Lower East Side: In late 2020, Ooh La La Cafe opened and created a hangout atmosphere involving soups and salads, Jenga games, football broadcasts, and a drunken piñata party. But it came to a close on July 10, reports Bowery Boogie.
Midtown West: Daa! Dumplings began with grab-and-go pelmeni pop-ups at Urbanspace in 2017, eventually opening retail locations inside Columbus Circle’s subway station and a standalone shop a couple of blocks away, both of which are closed. “We closed all retail operations due to the conditions presented in post-pandemic NYC, and its effects on small businesses,” the company said on its website.
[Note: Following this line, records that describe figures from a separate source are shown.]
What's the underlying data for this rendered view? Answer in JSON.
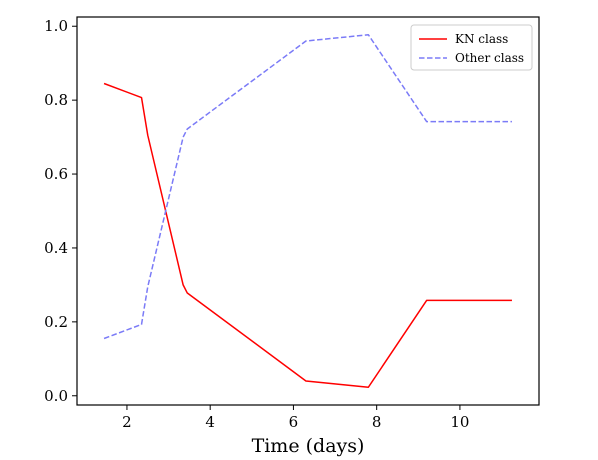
{
  "chart_data": {
    "type": "line",
    "title": "",
    "xlabel": "Time (days)",
    "ylabel": "",
    "xlim": [
      0.8,
      11.9
    ],
    "ylim": [
      -0.025,
      1.025
    ],
    "xticks": [
      2,
      4,
      6,
      8,
      10
    ],
    "xtick_labels": [
      "2",
      "4",
      "6",
      "8",
      "10"
    ],
    "yticks": [
      0.0,
      0.2,
      0.4,
      0.6,
      0.8,
      1.0
    ],
    "ytick_labels": [
      "0.0",
      "0.2",
      "0.4",
      "0.6",
      "0.8",
      "1.0"
    ],
    "grid": false,
    "legend_position": "top-right",
    "series": [
      {
        "name": "KN class",
        "color": "#ff0000",
        "style": "solid",
        "x": [
          1.45,
          2.35,
          2.5,
          3.35,
          3.45,
          6.3,
          7.8,
          9.2,
          11.25
        ],
        "y": [
          0.845,
          0.807,
          0.705,
          0.3,
          0.278,
          0.04,
          0.023,
          0.258,
          0.258
        ]
      },
      {
        "name": "Other class",
        "color": "#7b7bf7",
        "style": "dashed",
        "x": [
          1.45,
          2.35,
          2.5,
          3.35,
          3.45,
          6.3,
          7.8,
          9.2,
          11.25
        ],
        "y": [
          0.155,
          0.193,
          0.295,
          0.7,
          0.722,
          0.96,
          0.977,
          0.742,
          0.742
        ]
      }
    ]
  }
}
It's not gone for good though: The pelmeni is still sold online and at grocery stores.
Union Square: Panera closed its Union Square location, sandwiched between Mount Sinai hospital and GNC along the eastern edge of the park, on August 2, reports EV Grieve.
Williamsburg: In 2003, Caracas Arepa Bar co-owners Maribel Araujo and Aristides Barrios brought Venezuelan arepas to an NYC restaurant scene in which they were scarce. The reception was so great the team, at its peak, was helming outposts in the East Village, Rockaway Beach, and Williamsburg. Sunday, July 31 was the last day of service in the Brooklyn spot, and the owners hosted a yard sale for everything from forks to art. Only the beachside concession stand is still rocking, with live music and DJ sets.